An American summary of some of the emerging health concerns is the ‘Compendium Of Scientific, Medical, And Media Findings Demonstrating Risks And Harms Of Fracking (Unconventional Gas And Oil Extraction) 10 July 2014 – by ‘Concerned Health Professionals of New York’ where the State Assembly recently passed a three-year moratorium on fracking.

» See the Fracking-Compendium.pdf which includes some quick facts and a summary of the emerging paediatric data.

One of the studies referenced in the compendium (and which was also quoted in the BMJ editorial above) monitored a cohort of 124,842 births between 1996 and 2009 in rural Colorado, reporting an association between density and proximity of natural gas wells within a 10-mile radius of maternal residence and found that Neural Tube Defects e.g. Spina Bifida (NTD) prevalence was associated with the highest exposure (OR = 2.0, 95% Confidence Interval: 1.0 to 3.9, based on 59 cases), compared to no gas wells within a 10-mile radius. Also the prevalence of babies born with Congenital Heart Defects (CHD) increased the closer the pregnant mother lived to natural gas wells within a 10 mile radius, with the closest exposure group being 1.3 times more likely to have a heart defect (95% Confidence Interval: 1.2 to 1.5).

This is one of many concerning associations in the emerging scientific data, and while it is statistically significant, it does not yet demonstrate causation.
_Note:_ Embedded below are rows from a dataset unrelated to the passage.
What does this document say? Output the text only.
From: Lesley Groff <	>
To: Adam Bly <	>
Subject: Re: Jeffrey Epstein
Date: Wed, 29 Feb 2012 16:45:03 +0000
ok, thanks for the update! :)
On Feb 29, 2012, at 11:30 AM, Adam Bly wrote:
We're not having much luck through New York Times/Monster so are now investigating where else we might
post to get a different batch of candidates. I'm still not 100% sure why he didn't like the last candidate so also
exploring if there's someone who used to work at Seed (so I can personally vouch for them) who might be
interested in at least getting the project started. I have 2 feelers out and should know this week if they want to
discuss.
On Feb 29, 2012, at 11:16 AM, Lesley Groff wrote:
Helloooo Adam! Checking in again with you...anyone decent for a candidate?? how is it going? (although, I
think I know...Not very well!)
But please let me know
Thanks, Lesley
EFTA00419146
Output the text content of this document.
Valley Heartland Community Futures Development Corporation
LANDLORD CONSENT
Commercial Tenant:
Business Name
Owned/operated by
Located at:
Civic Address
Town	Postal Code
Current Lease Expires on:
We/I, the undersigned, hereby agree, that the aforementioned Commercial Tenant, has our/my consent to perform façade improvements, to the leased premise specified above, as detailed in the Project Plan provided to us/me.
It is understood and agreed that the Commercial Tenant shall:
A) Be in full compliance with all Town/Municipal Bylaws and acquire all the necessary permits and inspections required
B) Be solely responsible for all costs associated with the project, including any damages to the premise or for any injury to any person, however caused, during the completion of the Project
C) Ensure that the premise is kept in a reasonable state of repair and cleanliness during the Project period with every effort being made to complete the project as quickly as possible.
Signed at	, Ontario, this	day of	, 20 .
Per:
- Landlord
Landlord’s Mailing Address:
It does however warrant further scientific enquiry, and caution by decision makers in potential onshore gas mining regions such as ours.

Doctors for the Environment Australia’s concerns

The potential human health impacts has been explored in the submission to the Australian Chief Scientist by the Doctors for the Environment Australia group:
‘Review of CSG in NSW – Chief Scientist Submission (PDF)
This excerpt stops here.